Sur les 30 000 prisonniers que compte le pays, un cinquième souffre de graves carences alimentaires. " Les défis sont immenses, colossaux ! " admet Vincent Dalonneau, le représentant d'Humanité et Inclusion à Madagascar, l'ONG à l'origine de cette grande réflexion entre acteurs du milieu carcéral. Des solutions existent et attendent d'être développées. " Si on rentre juste sur problématique nutrition, l'une des solutions pourrait être les camps pénaux, poursuit-il. L'objectif étant que les personnes détenues puissent sortir la journée, travailler la terre sur des terrains qui appartiennent à l'État pour pouvoir produire et apporter des compléments nutritionnels pour les autres détenus. Le ministère de la Justice vient de créer une direction spéciale dédiée à ces camps pénaux. Pour nous acteurs du milieu carcéral, on voit d'un très bon oeil cette initiative. On a envie vraiment de l'appuyer et de l'accompagner.
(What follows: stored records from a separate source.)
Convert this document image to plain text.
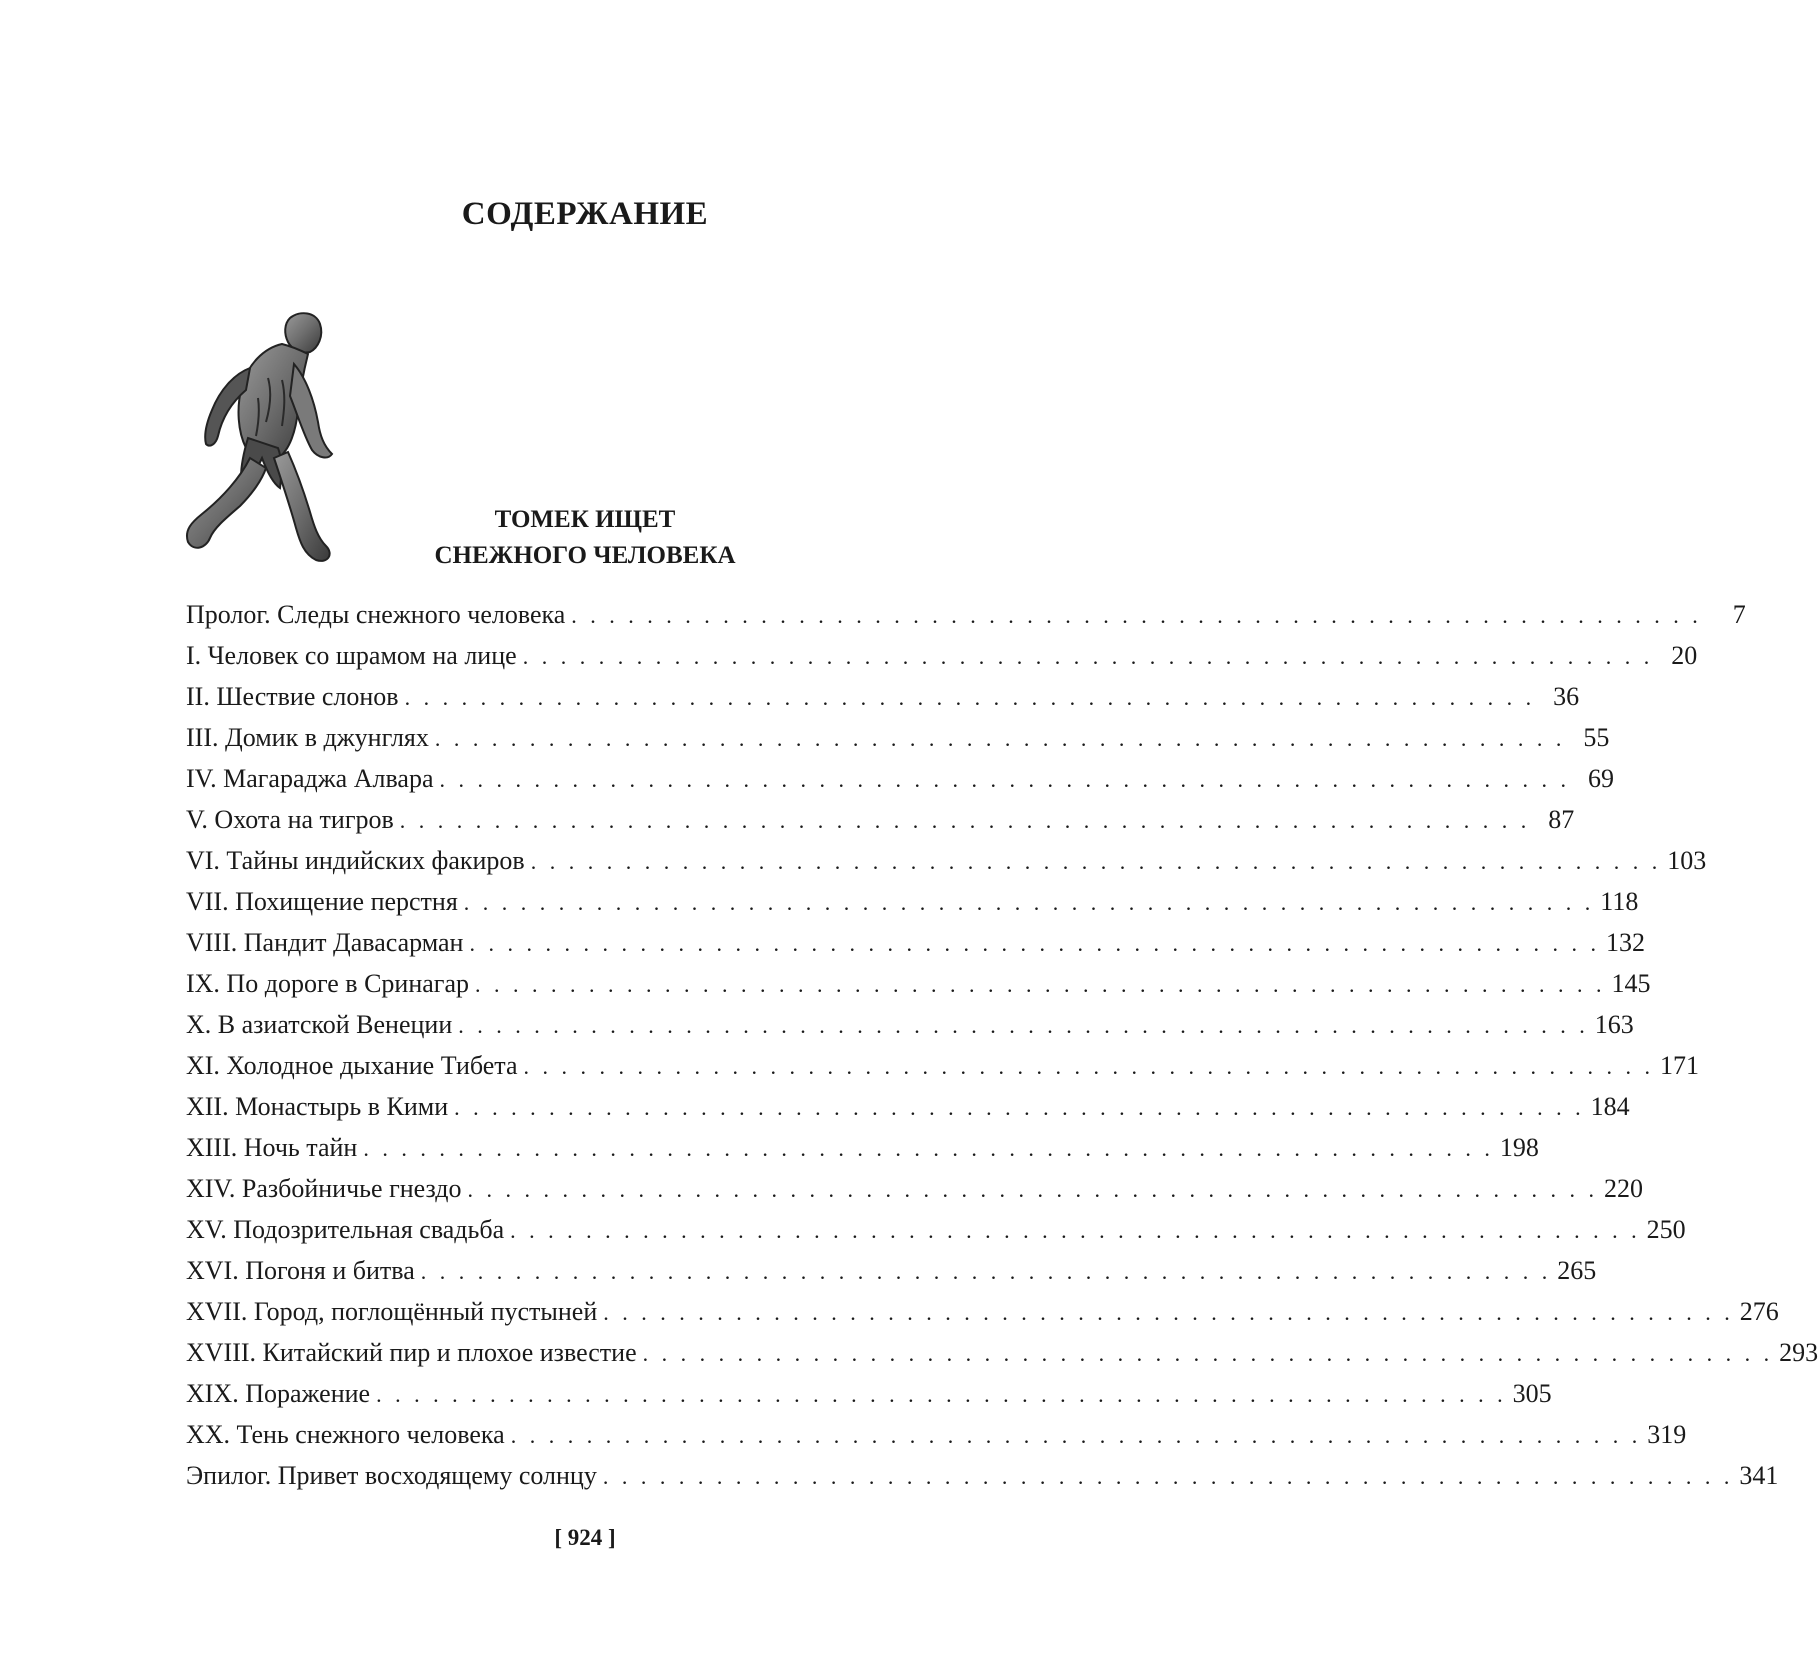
СОДЕРЖАНИЕ
ТОМЕК ИЩЕТ
СНЕЖНОГО ЧЕЛОВЕКА
Пролог. Следы снежного человека . . . . . . . . . . . . . . . . . . . . . . . . . . . . . . . . . . . . . . . . . . . . . . . . . . . . . . . . . . . .	7
I. Человек со шрамом на лице . . . . . . . . . . . . . . . . . . . . . . . . . . . . . . . . . . . . . . . . . . . . . . . . . . . . . . . . . . . . 20
II. Шествие слонов . . . . . . . . . . . . . . . . . . . . . . . . . . . . . . . . . . . . . . . . . . . . . . . . . . . . . . . . . . . . 36
III. Домик в джунглях . . . . . . . . . . . . . . . . . . . . . . . . . . . . . . . . . . . . . . . . . . . . . . . . . . . . . . . . . . . . 55
IV. Магараджа Алвара . . . . . . . . . . . . . . . . . . . . . . . . . . . . . . . . . . . . . . . . . . . . . . . . . . . . . . . . . . . . 69
V. Охота на тигров . . . . . . . . . . . . . . . . . . . . . . . . . . . . . . . . . . . . . . . . . . . . . . . . . . . . . . . . . . . . 87
VI. Тайны индийских факиров . . . . . . . . . . . . . . . . . . . . . . . . . . . . . . . . . . . . . . . . . . . . . . . . . . . . . . . . . . . . 103
VII. Похищение перстня . . . . . . . . . . . . . . . . . . . . . . . . . . . . . . . . . . . . . . . . . . . . . . . . . . . . . . . . . . . . 118
VIII. Пандит Давасарман . . . . . . . . . . . . . . . . . . . . . . . . . . . . . . . . . . . . . . . . . . . . . . . . . . . . . . . . . . . . 132
IX. По дороге в Сринагар . . . . . . . . . . . . . . . . . . . . . . . . . . . . . . . . . . . . . . . . . . . . . . . . . . . . . . . . . . . . 145
X. В азиатской Венеции . . . . . . . . . . . . . . . . . . . . . . . . . . . . . . . . . . . . . . . . . . . . . . . . . . . . . . . . . . . . 163
XI. Холодное дыхание Тибета . . . . . . . . . . . . . . . . . . . . . . . . . . . . . . . . . . . . . . . . . . . . . . . . . . . . . . . . . . . . 171
XII. Монастырь в Кими . . . . . . . . . . . . . . . . . . . . . . . . . . . . . . . . . . . . . . . . . . . . . . . . . . . . . . . . . . . . 184
XIII. Ночь тайн . . . . . . . . . . . . . . . . . . . . . . . . . . . . . . . . . . . . . . . . . . . . . . . . . . . . . . . . . . . . 198
XIV. Разбойничье гнездо . . . . . . . . . . . . . . . . . . . . . . . . . . . . . . . . . . . . . . . . . . . . . . . . . . . . . . . . . . . . 220
XV. Подозрительная свадьба . . . . . . . . . . . . . . . . . . . . . . . . . . . . . . . . . . . . . . . . . . . . . . . . . . . . . . . . . . . . 250
XVI. Погоня и битва . . . . . . . . . . . . . . . . . . . . . . . . . . . . . . . . . . . . . . . . . . . . . . . . . . . . . . . . . . . . 265
XVII. Город, поглощённый пустыней . . . . . . . . . . . . . . . . . . . . . . . . . . . . . . . . . . . . . . . . . . . . . . . . . . . . . . . . . . . . 276
XVIII. Китайский пир и плохое известие . . . . . . . . . . . . . . . . . . . . . . . . . . . . . . . . . . . . . . . . . . . . . . . . . . . . . . . . . . . . 293
XIX. Поражение . . . . . . . . . . . . . . . . . . . . . . . . . . . . . . . . . . . . . . . . . . . . . . . . . . . . . . . . . . . . 305
XX. Тень снежного человека . . . . . . . . . . . . . . . . . . . . . . . . . . . . . . . . . . . . . . . . . . . . . . . . . . . . . . . . . . . . 319
Эпилог. Привет восходящему солнцу . . . . . . . . . . . . . . . . . . . . . . . . . . . . . . . . . . . . . . . . . . . . . . . . . . . . . . . . . . . . 341
[ 924 ]
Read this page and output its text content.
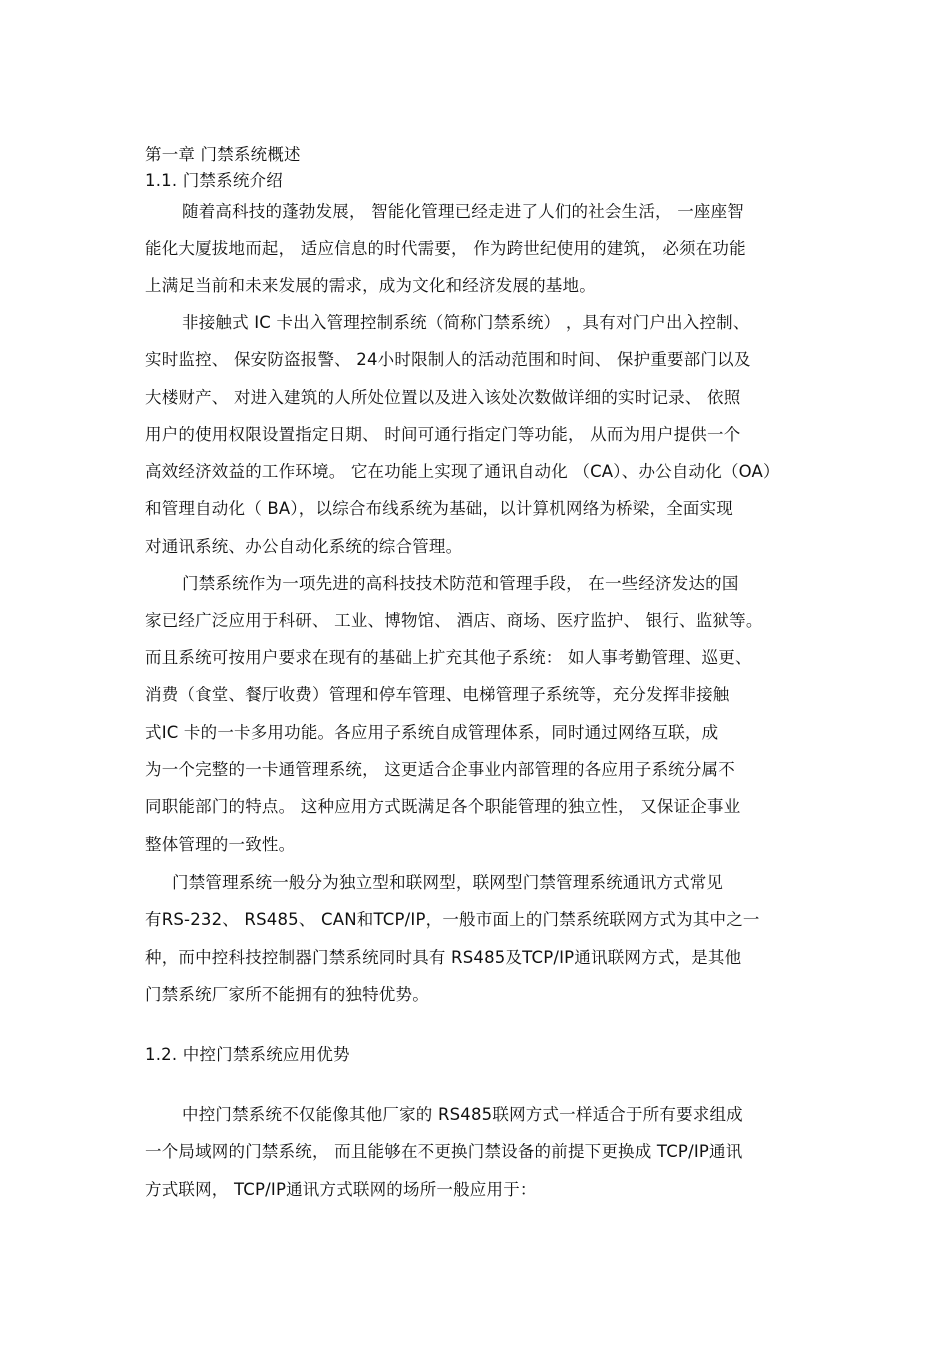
第一章 门禁系统概述
1.1. 门禁系统介绍
随着高科技的蓬勃发展， 智能化管理已经走进了人们的社会生活， 一座座智
能化大厦拔地而起， 适应信息的时代需要， 作为跨世纪使用的建筑， 必须在功能
上满足当前和未来发展的需求，成为文化和经济发展的基地。
非接触式 IC 卡出入管理控制系统（简称门禁系统） ，具有对门户出入控制、
实时监控、 保安防盗报警、 24小时限制人的活动范围和时间、 保护重要部门以及
大楼财产、 对进入建筑的人所处位置以及进入该处次数做详细的实时记录、 依照
用户的使用权限设置指定日期、 时间可通行指定门等功能， 从而为用户提供一个
高效经济效益的工作环境。 它在功能上实现了通讯自动化 （CA）、办公自动化（OA）
和管理自动化（ BA），以综合布线系统为基础，以计算机网络为桥梁，全面实现
对通讯系统、办公自动化系统的综合管理。
门禁系统作为一项先进的高科技技术防范和管理手段， 在一些经济发达的国
家已经广泛应用于科研、 工业、博物馆、 酒店、商场、医疗监护、 银行、监狱等。
而且系统可按用户要求在现有的基础上扩充其他子系统： 如人事考勤管理、巡更、
消费（食堂、餐厅收费）管理和停车管理、电梯管理子系统等，充分发挥非接触
式IC 卡的一卡多用功能。各应用子系统自成管理体系，同时通过网络互联，成
为一个完整的一卡通管理系统， 这更适合企事业内部管理的各应用子系统分属不
同职能部门的特点。 这种应用方式既满足各个职能管理的独立性， 又保证企事业
整体管理的一致性。
门禁管理系统一般分为独立型和联网型，联网型门禁管理系统通讯方式常见
有RS-232、 RS485、 CAN和TCP/IP，一般市面上的门禁系统联网方式为其中之一
种，而中控科技控制器门禁系统同时具有 RS485及TCP/IP通讯联网方式，是其他
门禁系统厂家所不能拥有的独特优势。
1.2. 中控门禁系统应用优势
中控门禁系统不仅能像其他厂家的 RS485联网方式一样适合于所有要求组成
一个局域网的门禁系统， 而且能够在不更换门禁设备的前提下更换成 TCP/IP通讯
方式联网， TCP/IP通讯方式联网的场所一般应用于：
Parce qu'elle permet de répondre à plusieurs enjeux cruciaux, plusieurs défis qui sont la nutrition avec des compléments nutritionnels, la réinsertion sociale et économique en apprenant un métier de la terre et le désengorgement des prisons, au moins la journée ".
De son côté, l'Agence Française de Développement (AFD), aujourd'hui principal partenaire du secteur pénitentiaire malgache - pour un montant de plus de 10 millions d'euros -, salue un changement de cap pris par le ministère de la Justice.
" Plutôt que de fermer les prisons pour éviter que les regards extérieurs viennent se poser sur des situations qui sont extrêmement difficiles et choquantes, le ministère de la Justice et l'administration pénitentiaire jouent le jeu en acceptant d'ouvrir leurs portes aux ONG partenaires. "
Un premier pas dans l'aide aux prisonniers. Avec trois fois plus de détenus qu'elles ne devraient contenir, avec des peines de détention préventive qui dépassent parfois les 5 ans et qui concernent plus de la moitié des détenus, les prisons malgaches cumulent les défis à relever.